Buffy l’ammazzavampiri ha trattato temi che oggi sembrano incredibilmente attuali

Una ragazza con un paletto, i corridoi di una scuola, il buio che parla delle nostre paure: rivedere Buffy oggi è come mettere a fuoco il presente con una lente che non mente. Buffy l’ammazzavampiri ha trattato temi che oggi sembrano incredibilmente attuali. All’epoca la chiamavamo “serie teen”. Oggi la rivediamo e riconosciamo un metodo. Buffy, andata in onda dal 1997 al 2003, usa il soprannaturale per rendere misurabili emozioni che spesso ignoriamo. I mostri non sono solo mostri: sono il modo in cui una comunità parla di sé, della propria paura, della propria voglia di cambiare.

Ansie contemporanee viste dal soprannaturale

Prendiamo il lutto: “The Body” racconta il vuoto senza musica, senza trucchi. È un gesto formale radicale che ancora oggi regge alla prova del tempo. Lo stesso accade con il silenzio di “Hush”, dove la mancanza di voce diventa angoscia sociale. In mezzo, Buffy cade e si rialza. Non da supereroina infallibile, ma da persona che conosce la depressione e il peso delle responsabilità adulte. Lavora, paga bollette, cresce una sorella, sbaglia. E questo, nel 2026, parla a chi si sente schiacciato da obiettivi che sembrano sempre spostarsi un passo più in là.

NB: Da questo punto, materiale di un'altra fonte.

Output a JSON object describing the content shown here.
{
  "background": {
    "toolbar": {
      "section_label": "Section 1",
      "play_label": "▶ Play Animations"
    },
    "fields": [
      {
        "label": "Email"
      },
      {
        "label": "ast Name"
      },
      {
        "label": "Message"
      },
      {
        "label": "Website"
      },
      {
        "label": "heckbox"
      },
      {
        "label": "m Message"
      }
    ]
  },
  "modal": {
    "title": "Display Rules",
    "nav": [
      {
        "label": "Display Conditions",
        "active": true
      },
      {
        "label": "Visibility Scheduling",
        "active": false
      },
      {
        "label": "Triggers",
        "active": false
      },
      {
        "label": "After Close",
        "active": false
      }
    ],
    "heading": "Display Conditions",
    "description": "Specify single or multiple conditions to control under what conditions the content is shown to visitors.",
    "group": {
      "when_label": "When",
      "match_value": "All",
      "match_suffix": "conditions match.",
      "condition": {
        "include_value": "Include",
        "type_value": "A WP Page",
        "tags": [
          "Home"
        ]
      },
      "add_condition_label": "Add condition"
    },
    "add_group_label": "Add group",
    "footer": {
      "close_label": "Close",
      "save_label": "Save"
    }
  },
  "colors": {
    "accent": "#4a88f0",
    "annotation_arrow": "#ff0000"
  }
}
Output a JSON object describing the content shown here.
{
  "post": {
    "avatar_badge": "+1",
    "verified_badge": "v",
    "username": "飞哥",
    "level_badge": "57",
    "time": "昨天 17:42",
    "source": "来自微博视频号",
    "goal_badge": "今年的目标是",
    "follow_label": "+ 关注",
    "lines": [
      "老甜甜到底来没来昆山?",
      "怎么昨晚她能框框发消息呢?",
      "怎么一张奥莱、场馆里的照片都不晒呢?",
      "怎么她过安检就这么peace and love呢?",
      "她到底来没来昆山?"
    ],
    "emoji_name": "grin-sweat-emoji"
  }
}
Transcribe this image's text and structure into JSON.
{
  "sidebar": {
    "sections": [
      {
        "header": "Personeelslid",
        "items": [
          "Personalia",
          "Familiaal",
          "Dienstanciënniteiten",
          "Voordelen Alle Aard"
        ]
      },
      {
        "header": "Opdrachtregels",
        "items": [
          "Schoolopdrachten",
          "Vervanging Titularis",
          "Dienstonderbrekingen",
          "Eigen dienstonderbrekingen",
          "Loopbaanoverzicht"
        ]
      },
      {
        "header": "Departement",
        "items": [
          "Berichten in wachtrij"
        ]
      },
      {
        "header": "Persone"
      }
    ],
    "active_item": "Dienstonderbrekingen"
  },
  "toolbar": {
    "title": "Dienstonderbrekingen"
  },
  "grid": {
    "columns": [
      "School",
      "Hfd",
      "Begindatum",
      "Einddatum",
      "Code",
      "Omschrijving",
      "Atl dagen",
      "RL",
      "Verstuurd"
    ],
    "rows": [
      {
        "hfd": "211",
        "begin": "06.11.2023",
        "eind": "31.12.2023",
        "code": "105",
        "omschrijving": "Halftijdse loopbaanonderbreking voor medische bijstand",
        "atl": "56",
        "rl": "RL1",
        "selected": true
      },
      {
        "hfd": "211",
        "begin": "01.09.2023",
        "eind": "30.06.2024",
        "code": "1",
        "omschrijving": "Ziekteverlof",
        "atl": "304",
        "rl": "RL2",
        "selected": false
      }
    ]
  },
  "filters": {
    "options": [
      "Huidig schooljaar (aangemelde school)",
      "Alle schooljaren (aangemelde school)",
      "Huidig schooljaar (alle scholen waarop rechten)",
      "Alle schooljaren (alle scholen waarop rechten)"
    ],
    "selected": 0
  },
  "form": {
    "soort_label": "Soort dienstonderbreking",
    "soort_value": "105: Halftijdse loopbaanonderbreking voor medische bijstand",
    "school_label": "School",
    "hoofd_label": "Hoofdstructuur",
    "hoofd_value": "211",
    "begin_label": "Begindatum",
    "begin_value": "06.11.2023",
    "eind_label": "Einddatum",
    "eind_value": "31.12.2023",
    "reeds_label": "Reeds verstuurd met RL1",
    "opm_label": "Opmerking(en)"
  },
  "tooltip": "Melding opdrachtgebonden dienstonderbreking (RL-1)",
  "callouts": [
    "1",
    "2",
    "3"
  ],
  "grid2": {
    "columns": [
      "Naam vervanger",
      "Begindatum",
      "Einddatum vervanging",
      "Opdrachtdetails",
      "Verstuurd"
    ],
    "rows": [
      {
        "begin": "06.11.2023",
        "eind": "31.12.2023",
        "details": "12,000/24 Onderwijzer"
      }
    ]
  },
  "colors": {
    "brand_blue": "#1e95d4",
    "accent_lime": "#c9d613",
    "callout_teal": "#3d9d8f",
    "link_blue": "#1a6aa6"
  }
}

C’è anche il corpo, esposto e discusso. La serie guarda in faccia la mercificazione del corpo femminile e il tema del consenso, evitando scorciatoie. Non romanticizza la tossicità relazionale: la riconosce, la nomina, la fa stare scomoda. È difficile, ma è esattamente ciò che rende credibile quella Sunnydale che, sotto il liceo, nasconde un baratro.

A metà del percorso accade qualcosa che, riguardato oggi, sembra quasi un messaggio recapitato in ritardo.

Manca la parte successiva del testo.